"Itu namanya cemburu, kamu mencintainya, Nay," seru Lila ketika aku mencurahkan kegalauan soal Zigi.
Aku membantahnya dengan seribu alasan.
"Mana mungkinlah aku mencintai cowok sok ganteng itu, La."
"Kalian saling mencintai, saling membutuhkan, tapi gengsi, tidak mau mengakuinya," ujar Lila lagi.
"Apa? Tidak mungkin! tidak mungkin! cowok itu baik kepada semua orang. Kamu saja paranormal gak pake bukti," bantahku sedikit sewot.

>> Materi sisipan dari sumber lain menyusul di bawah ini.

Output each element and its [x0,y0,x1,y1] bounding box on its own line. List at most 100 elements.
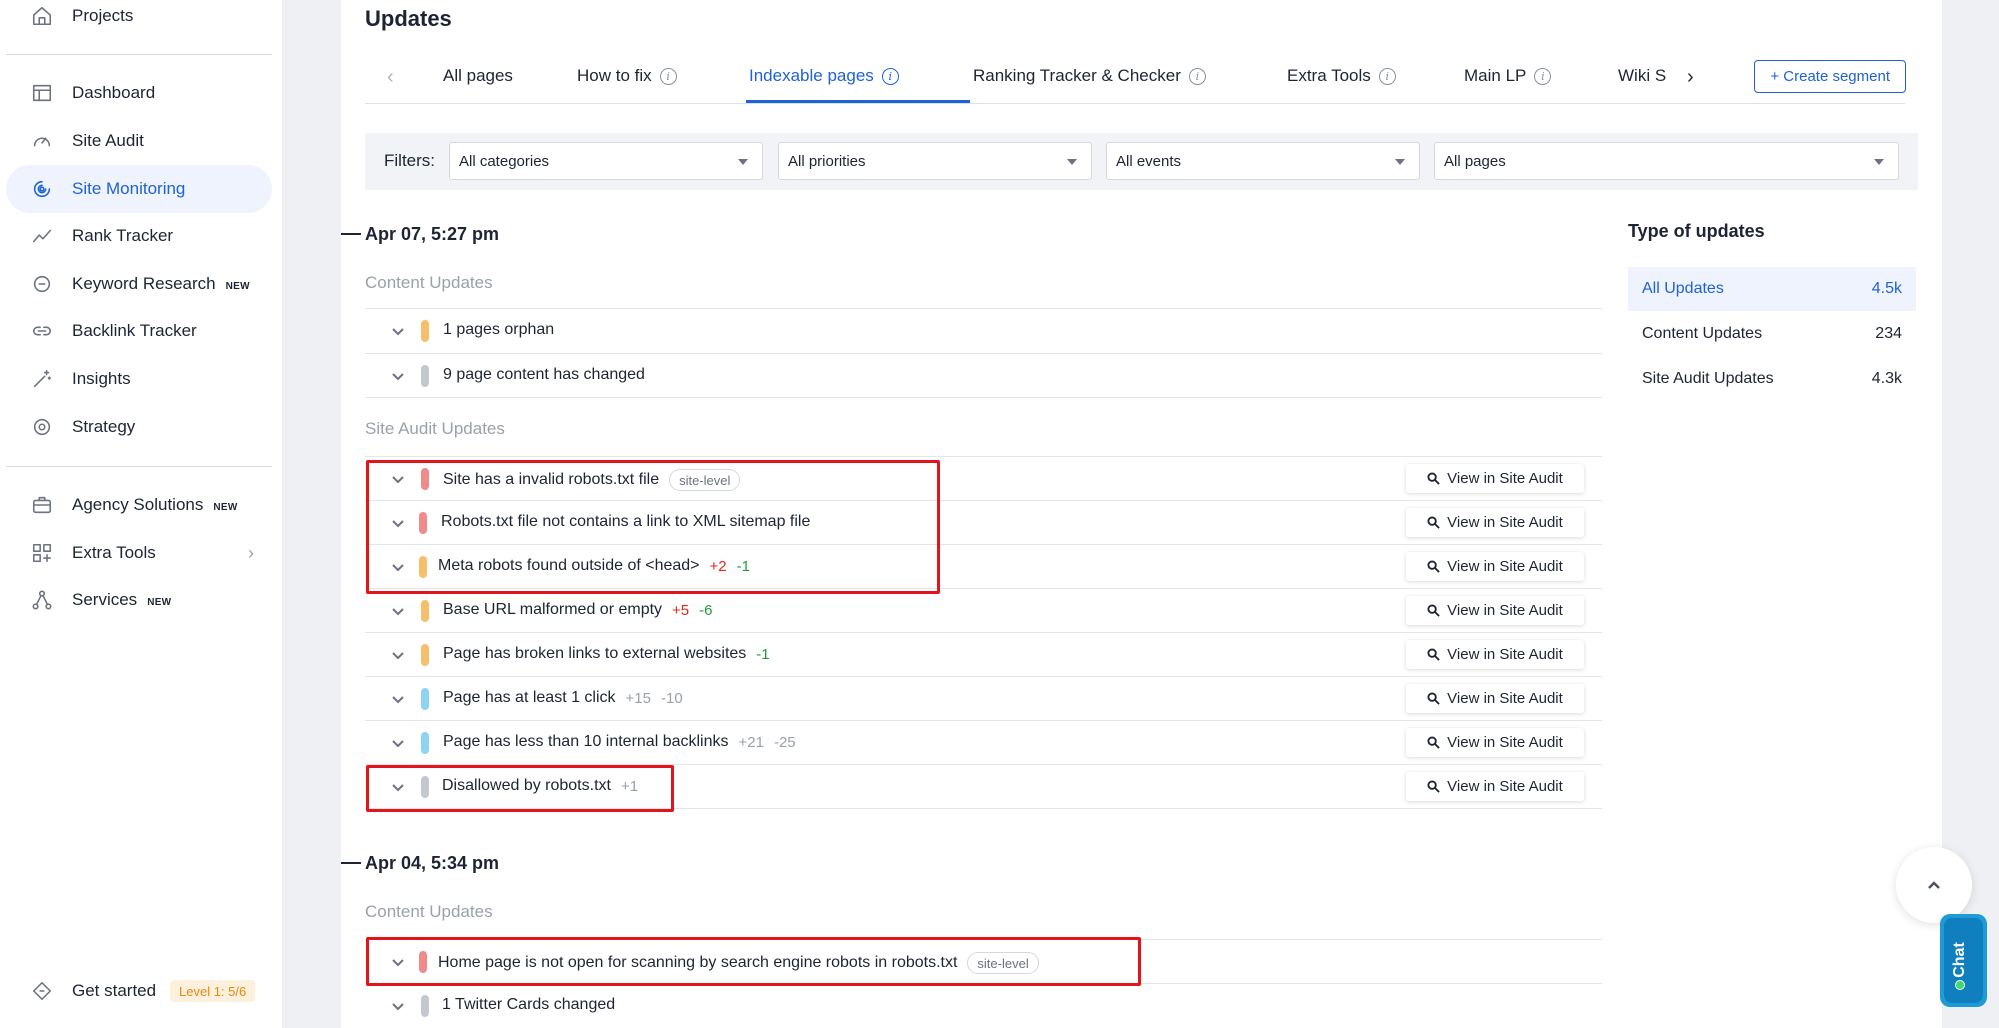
sidebar-item-label: Insights [72,369,131,388]
update-row[interactable]: Page has less than 10 internal backlinks… [365,721,1602,765]
active-tab-indicator [746,100,970,103]
tab-ranking-tracker[interactable]: Ranking Tracker & Checker i [973,66,1206,86]
sidebar-item-backlink-tracker[interactable]: Backlink Tracker [6,307,272,355]
priority-select[interactable]: All priorities [778,142,1092,180]
chevron-down-icon[interactable] [389,690,407,708]
group-date: Apr 04, 5:34 pm [365,853,500,873]
sidebar-item-strategy[interactable]: Strategy [6,403,272,451]
scroll-to-top-button[interactable] [1896,847,1972,923]
tab-all-pages[interactable]: All pages [443,66,513,86]
tab-scroll-right-icon[interactable]: › [1687,66,1694,89]
tab-wiki[interactable]: Wiki S [1618,66,1666,86]
chevron-down-icon[interactable] [389,734,407,752]
caret-down-icon [738,159,748,165]
keyword-icon [30,272,54,296]
sidebar-item-label: Services NEW [72,590,172,609]
update-text: Page has at least 1 click +15 -10 [443,689,683,707]
info-icon[interactable]: i [1188,67,1206,85]
view-in-site-audit-button[interactable]: View in Site Audit [1406,640,1584,669]
info-icon[interactable]: i [659,67,677,85]
chevron-down-icon[interactable] [389,322,407,340]
type-site-audit-updates[interactable]: Site Audit Updates 4.3k [1628,357,1916,401]
search-icon [1427,604,1440,617]
type-content-updates[interactable]: Content Updates 234 [1628,312,1916,356]
chevron-down-icon[interactable] [389,602,407,620]
tab-indexable-pages[interactable]: Indexable pages i [749,66,899,86]
removed-count: -6 [699,601,713,619]
sidebar-item-label: Extra Tools [72,543,156,562]
type-all-updates[interactable]: All Updates 4.5k [1628,267,1916,311]
chevron-down-icon[interactable] [389,646,407,664]
sidebar-item-agency-solutions[interactable]: Agency Solutions NEW [6,481,272,529]
sidebar-divider [6,466,272,467]
view-in-site-audit-button[interactable]: View in Site Audit [1406,684,1584,713]
sidebar: Projects Dashboard Site Audit Site Monit… [0,0,282,1028]
link-icon [30,319,54,343]
update-text: Page has less than 10 internal backlinks… [443,733,796,751]
tab-extra-tools[interactable]: Extra Tools i [1287,66,1396,86]
new-badge: NEW [213,502,238,513]
timeline-marker [341,233,361,235]
update-row[interactable]: Base URL malformed or empty +5 -6 View in … [365,589,1602,633]
sidebar-item-site-audit[interactable]: Site Audit [6,117,272,165]
level-badge: Level 1: 5/6 [170,980,256,1002]
search-icon [1427,648,1440,661]
create-segment-button[interactable]: + Create segment [1754,60,1906,93]
severity-indicator [421,600,429,622]
tab-how-to-fix[interactable]: How to fix i [577,66,677,86]
services-icon [30,588,54,612]
sidebar-item-rank-tracker[interactable]: Rank Tracker [6,212,272,260]
home-icon [30,4,54,28]
sidebar-item-projects[interactable]: Projects [6,0,272,40]
sidebar-item-label: Site Monitoring [72,179,186,198]
new-badge: NEW [147,597,172,608]
sidebar-item-dashboard[interactable]: Dashboard [6,69,272,117]
caret-down-icon [1067,159,1077,165]
view-in-site-audit-button[interactable]: View in Site Audit [1406,728,1584,757]
update-row[interactable]: Page has broken links to external websit… [365,633,1602,677]
info-icon[interactable]: i [1534,67,1552,85]
section-label: Content Updates [365,273,493,292]
view-in-site-audit-button[interactable]: View in Site Audit [1406,772,1584,801]
type-of-updates-title: Type of updates [1628,221,1765,241]
view-in-site-audit-button[interactable]: View in Site Audit [1406,596,1584,625]
tab-main-lp[interactable]: Main LP i [1464,66,1552,86]
sidebar-item-label: Site Audit [72,131,144,150]
tab-scroll-left-icon[interactable]: ‹ [387,66,394,89]
view-in-site-audit-button[interactable]: View in Site Audit [1406,464,1584,493]
search-icon [1427,472,1440,485]
chevron-down-icon[interactable] [389,367,407,385]
compass-icon [30,979,54,1003]
sidebar-item-services[interactable]: Services NEW [6,576,272,624]
chat-button[interactable]: Chat [1940,914,1987,1007]
removed-count: -10 [661,689,683,707]
event-select[interactable]: All events [1106,142,1420,180]
sidebar-item-label: Agency Solutions NEW [72,495,238,514]
view-in-site-audit-button[interactable]: View in Site Audit [1406,552,1584,581]
sidebar-item-insights[interactable]: Insights [6,355,272,403]
sidebar-item-keyword-research[interactable]: Keyword Research NEW [6,260,272,308]
update-text: 9 page content has changed [443,366,645,383]
added-count: +15 [625,689,651,707]
sidebar-item-label: Dashboard [72,83,156,102]
update-text: Page has broken links to external websit… [443,645,770,663]
update-row[interactable]: 1 Twitter Cards changed [365,984,1602,1028]
update-text: 1 pages orphan [443,321,555,338]
highlight-box [366,460,940,594]
update-row[interactable]: Page has at least 1 click +15 -10 View in … [365,677,1602,721]
section-label: Site Audit Updates [365,419,505,438]
type-count: 234 [1875,325,1902,342]
category-select[interactable]: All categories [449,142,763,180]
pages-select[interactable]: All pages [1434,142,1899,180]
view-in-site-audit-button[interactable]: View in Site Audit [1406,508,1584,537]
severity-indicator [421,995,429,1017]
update-row[interactable]: 9 page content has changed [365,354,1602,398]
info-icon[interactable]: i [1378,67,1396,85]
update-row[interactable]: 1 pages orphan [365,309,1602,353]
highlight-box [366,765,674,812]
sidebar-item-extra-tools[interactable]: Extra Tools › [6,529,272,577]
sidebar-item-site-monitoring[interactable]: Site Monitoring [6,165,272,213]
chevron-down-icon[interactable] [389,997,407,1015]
info-icon[interactable]: i [881,67,899,85]
filters-bar: Filters: All categories All priorities A… [365,133,1918,190]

"Ini fakta. Coba kalau kamu dapat pesan atau lagi ngobrol sama si Zigi itu, kamu lupa waktu, " ucap Lila.
Aku diam, dalam hati membenarkan kicauan Lila.
"Sekarang, pesanmu selama 2 hari tidak dibalas Zigi, kamu tak bergairah gitu. Itu artinya kamu kesepian tanpa dia," lanjut Lila semakin membuka kemelut yang aku pendam.
"Sudahlah, akui saja kalau kamu mencintainya, katakan padanya sebelum kamu kehilangan dia," ujar Lila semakin menyudutkanku.
Membisu mendengar semua apa yang dikatakan Lila.Â
Dalam hari aku mengakui, bersama Zigi, aku bisa menertawakan kucing yang berhasil menangkap  kodok.
Atau kami sorak menyaksikan burung yang lolos dari sergapan si kucing manis milik penjaga sekolah.
Pikiranku menjauh, membayangkan hari itu.